Even as officials with Hyatt Hotels Corporation reported a new record pipeline, executives say they're seeing an outsize attrition from their portfolio from hotel owners unwilling to meet brand standards.
During the company's third-quarter earnings call, Hyatt President and CEO Mark Hoplamazian said the company's year-to-date attrition rate approaches 1.5%, which he added is "significantly higher than our typical run rate" of 0.5% and 1%.
"About 40% of that difference has to do with brand standard and market-specific issues that affected our renewal or agreement to move forward with certain hotels in our portfolio," he said. "Some of it is markets that have become, I would say, more challenging or where the central business district has moved. We are looking for new representation. In a couple of cases, it's owners we didn't come to agreement with on bringing hotels to brand standards."

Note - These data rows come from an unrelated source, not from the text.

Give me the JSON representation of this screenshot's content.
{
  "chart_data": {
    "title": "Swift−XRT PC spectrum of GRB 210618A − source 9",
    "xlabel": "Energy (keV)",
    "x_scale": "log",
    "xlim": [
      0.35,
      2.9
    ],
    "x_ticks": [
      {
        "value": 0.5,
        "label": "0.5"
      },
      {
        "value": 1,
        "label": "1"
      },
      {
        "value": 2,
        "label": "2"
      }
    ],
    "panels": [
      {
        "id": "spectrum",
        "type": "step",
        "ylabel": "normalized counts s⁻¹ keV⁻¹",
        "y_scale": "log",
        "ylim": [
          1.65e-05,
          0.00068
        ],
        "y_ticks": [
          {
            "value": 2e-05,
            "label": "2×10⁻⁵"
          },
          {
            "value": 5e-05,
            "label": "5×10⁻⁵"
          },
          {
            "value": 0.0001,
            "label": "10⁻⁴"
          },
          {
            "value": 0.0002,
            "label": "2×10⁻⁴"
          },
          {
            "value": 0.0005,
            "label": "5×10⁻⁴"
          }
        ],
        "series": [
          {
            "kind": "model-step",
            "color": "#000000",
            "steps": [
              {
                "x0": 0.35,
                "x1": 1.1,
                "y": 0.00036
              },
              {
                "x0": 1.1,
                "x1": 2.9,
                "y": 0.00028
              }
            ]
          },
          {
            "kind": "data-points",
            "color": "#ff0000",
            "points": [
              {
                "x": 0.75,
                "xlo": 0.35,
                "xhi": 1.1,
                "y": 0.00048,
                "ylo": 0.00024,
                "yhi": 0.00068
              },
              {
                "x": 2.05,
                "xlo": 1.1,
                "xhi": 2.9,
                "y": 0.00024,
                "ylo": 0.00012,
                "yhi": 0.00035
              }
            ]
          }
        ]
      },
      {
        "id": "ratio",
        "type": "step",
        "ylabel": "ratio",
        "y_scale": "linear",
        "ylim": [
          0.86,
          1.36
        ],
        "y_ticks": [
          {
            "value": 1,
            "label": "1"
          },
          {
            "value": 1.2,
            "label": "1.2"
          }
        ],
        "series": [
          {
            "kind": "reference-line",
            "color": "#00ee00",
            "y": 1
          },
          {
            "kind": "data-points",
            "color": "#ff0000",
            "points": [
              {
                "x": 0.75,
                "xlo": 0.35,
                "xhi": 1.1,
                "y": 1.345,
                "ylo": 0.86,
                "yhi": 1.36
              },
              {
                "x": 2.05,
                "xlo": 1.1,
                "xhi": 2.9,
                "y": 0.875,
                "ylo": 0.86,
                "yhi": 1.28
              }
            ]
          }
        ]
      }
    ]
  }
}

Because of Hyatt's strong signings and pipeline — now at a record 135,000 rooms across 690 hotels — the company has managed to maintain strong network growth, Hoplamazian said. Hyatt's network growth was 6% year over year with 4.3% net rooms growth in the quarter. But Hoplamazian's statement about owner reluctance to make renovations at their hotels reflects comments made by industry experts in recent years of growing contentiousness between brands and owners over deferred maintenance, property improvement plans and renovations.
Asked by analysts if Hyatt's attrition issues are expected to leak into 2025, Hoplamazian said he doesn't see this as a long-term trend.
"I think there was a relatively higher number of hotels that were coming to the end of life and PIP requirements that were not met," he said. "So maybe we had a blip here heading into the fourth quarter. I will say that if you look at the structure of our brand portfolio, we do not, at this point, have a brand into which we would encourage owners who want to downgrade their hotels to something that's a lower level just to maintain those rooms. That's different than our competitors. So some of this is just maintaining brand integrity across our brands as they stand today."
Hyatt opened 16 hotels with 2,589 rooms in the quarter, including Alila Shanghai, Brunfels Hotel in the Unbound Collection, Grand Hyatt Kunming and Park Hyatt Marrakech.
The company also announced multiple new planned acquisitions and partnerships to grow its overall portfolio. Hyatt closed on the acquisition of Standard International on Oct. 1, adding the Standard and Bunkhouse brands to its portfolio. Hyatt also announced plans for a 50/50 joint venture with Grupo Piñero that will own the Bahia Principe brand and operate 23 all-inclusive resorts.
Including the Bahia Principe transaction, Hyatt officials project 7.75% to 8.25% net rooms growth for full-year 2024.
Third-quarter performance
Hyatt announced systemwide revenue per available room growth of 3% year over year for the third quarter, driven by 1.2% average daily rate growth and a 1.3-percentage-point improvement in occupancy.
Hyatt achieved net income of $471 million in the quarter with full-year net income now projected to hit a range between $1.4 billion and $1.45 billion. Adjusted earnings before interest, taxes, depreciation and amortization for the quarter was $275 million.
As of press time, Hyatt stock was trading at $145.77 a share, up 12% year to date. The NYSE composite was up 14.6% for the same period.